The increased demand for wellness and self-care products during the coronavirus pandemic has made more people curious about trying CBD, even though it has yet to be approved by the Food and Drug Administration.
Separate from the actual virus, quarantine itself brings its own share of ills, such as anxiety, depression, sleeping problems, muscle pain from inactivity and, of course, crippling boredom. Although CBD has not been clinically proven to reduce anxiety, reducing anxiety is a key selling point for CBD, so it makes sense that in a time of public uncertainty more people would be open to experimenting with it.
According to CBD market-research company Brightfield Group, anxiety is the number-one ailment among CBD users. Over half of the users surveyed (53 percent) said they use CBD to manage anxiety, with treatment of depression and insomnia also among the top five reasons.
And using CBD to alleviate anxiety isn't just for people: Because animals also have an endocannabinoid system, CBD is often used for anxious pets. Many CBD product lines now include items specifically for animals; there are also CBD brands dedicated entirely to them, including Dr.Hempdog and Trove LLC, which has separate product lines for dogs, cats, people and even horses.
Chris Bedrosian, owner of Flora's Mercantile & Hemp Emporium, says that her store's three products for dogs (CBD-infused treats and two tinctures) have been popular with wholesalers during the pandemic; those retailers recognize the number of quarantiners who decided to foster or adopt pets during their time at home.
But Bedrosian says that her customers use CBD for all sorts of things. "It's the gamut," she explains. "I have people who use it with their horses, their birds, people who give it to their kids in isolate form to help them calm down, or kids who are on the autism scale and are injuring themselves. I have people who give it to their pets who, when thunder comes, they pee all over the house. People who give it to their kids and dogs and cats with seizures. Any disease you can name, I will have customers tell me that they use CBD to help with the symptoms."
Several CBD companies have acknowledged people's newfound interest in wellness and self-care by offering starter packs, samplers and discounts, so that the CBD-curious can dip their toes in without feeling like they're making a serious investment. Hemp and CBD production were federally protected during the stay-at-home order, keeping the supply steady while the demand decreased because of storefronts closing. As a result, the once-sky-high price of wholesale CBD has been slashed significantly, giving retailers the opportunity to lower their prices and entice new customers with better deals.

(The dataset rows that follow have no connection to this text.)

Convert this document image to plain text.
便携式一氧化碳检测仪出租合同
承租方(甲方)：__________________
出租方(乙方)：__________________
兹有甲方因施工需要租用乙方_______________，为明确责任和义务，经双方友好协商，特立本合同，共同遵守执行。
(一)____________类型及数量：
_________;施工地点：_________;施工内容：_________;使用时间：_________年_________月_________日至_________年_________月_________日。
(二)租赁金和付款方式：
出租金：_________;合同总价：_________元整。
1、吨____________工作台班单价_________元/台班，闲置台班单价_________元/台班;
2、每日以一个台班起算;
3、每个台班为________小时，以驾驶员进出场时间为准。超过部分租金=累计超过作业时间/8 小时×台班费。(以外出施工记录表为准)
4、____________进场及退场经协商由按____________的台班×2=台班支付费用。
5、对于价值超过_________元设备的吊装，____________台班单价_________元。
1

In addition to CBD-infused self-care products, hand sanitizers containing CBD have gained popularity. Flora's Mercantile, which already carried CBD-infused hand sanitizers, started offering a new product during quarantine to sell alongside them: hand oil. With the obsessive amount of hand washing and sanitizing that we're all doing, our hands are rough and cracked. So Bedrosian pulled out past research that she had done on different essential oils and terpenes and their antibacterial and antiviral properties, and formulated a hand oil with 3 percent antiviral essential oils and 300 milligrams of CBD.
While staying at home, people have been doing a lot of cooking...and many have been making their own cannabis-infused beverages and food, particularly bread. Figuring out the proper dosage for homemade edibles is not an exact science, so it's easy for people to accidentally eat too much of their THC-infused food. Fortunately, another popular use of CBD is mitigating the psychotropic effects of THC.
Whether you're interested in making CBD-infused edibles, adding a little CBD buffer to your THC edibles, or just having CBD on hand in case of a green-out, companies like Azuca that make CBD-infused ingredients have your back. Says Azuca CEO Kim Rael, "Azuca's chef-quality ingredients are the perfect 'go-to' addition to every home chef's pantry." And the company's website has plenty of easy food and beverage recipes to get you started.
Rael thinks that the interest in cooking will only continue in the wake of the pandemic, with a predicted uptick in more ingestible CBD products, such as tinctures, edibles and capsules, and a corresponding decline in the popularity of inhalants. "The combination of 'Vapegate' and the emerging data on COVID-19's unforgiving toll on patients with compromised lungs is driving growing interest in the ingestible category," she says. "Now, and in a post-COVID world, I believe we are going to see an even larger shift in consumer behavior to edibles and beverages from inhalable and smokable products."